Carbs. Cheese. Cream.
All in one recipe - in the form of potatoes, bleu cheese, and heavy cream - oh yes!
This recipe is to die for. Seriously, it's like scalloped potatoes IN A PIE. Soaked in cream and doused with cheese! Make it now - for breakfast, for brunch, for dinner, for company, just make it!
Bleu Cheese and Red Potato Tart
Slightly adapted from Smitten Kitchen via Gourmet Magazine
- pre-made pie dough (if you want to make your own crust, see Smitten Kitchen)
- 1 pound small red potatoes, scrubbed and cut into 1/4-inch slices
- 1 cup heavy cream
- 1 egg yolk
- 1/4 pound bleu cheese, crumbled (about 3/4 cup)
- 1/2 tablespoon fresh rosemary, finely chopped
- 1/2 tablespoon fresh thyme, finely chopped
Preheat the oven to 350 degrees. Press the pie dough into a 9-inch tart pan and trim any overhanging dough from the edges. (You could probably make this in a pie pan too, but it looked so pretty as tart, that I highly recommend using the tart pan.)
Arrange potato slices, overlapping slightly, in concentric circles on top of the pie crust in the tart pan. Sprinkle bleu cheese over potatoes. Whisk cream and egg yolk together and pour into tart shell, then sprinkle tart with herbs and salt.

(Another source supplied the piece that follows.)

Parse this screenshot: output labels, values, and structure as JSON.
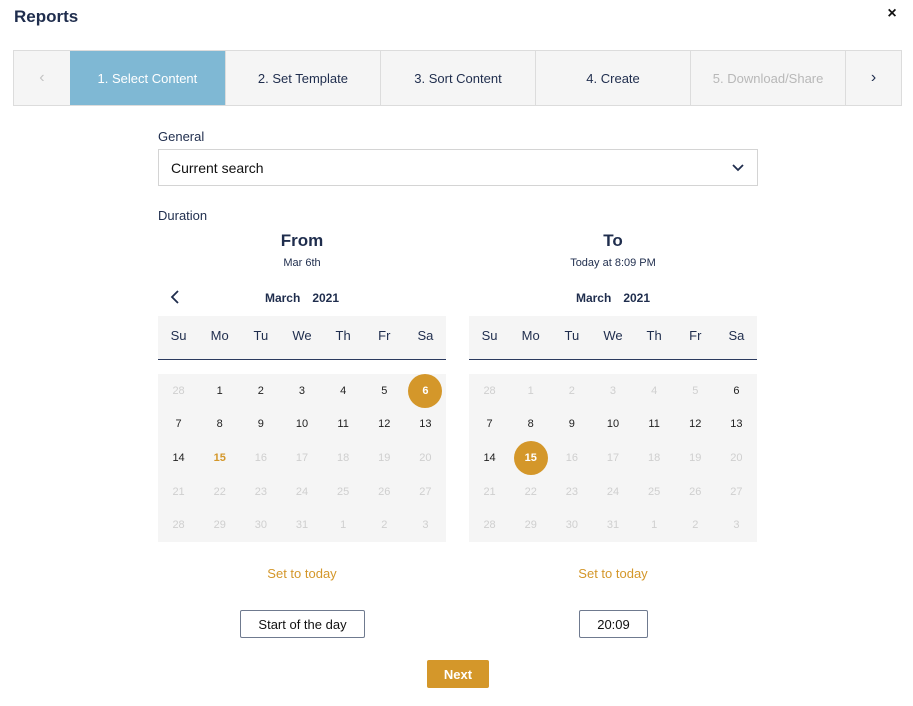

Bake tart at 350 degrees for 45-50 minutes, until bubbling and golden brown.
A few notes:
On herbs: When I sprinkled the full tablespoon of herbs over the tart, it seemed like a lot and I thought it might be overpowering. It wasn't - it was perfect.
On bleu cheese: I love bleu cheese. Some people don't. That being said, this wasn't overpoweringly bleu cheesy - it was perfect.
Also, per Smitten Kitchen - the filling will remain soft and custard like after baking - it will not firm up like a quiche.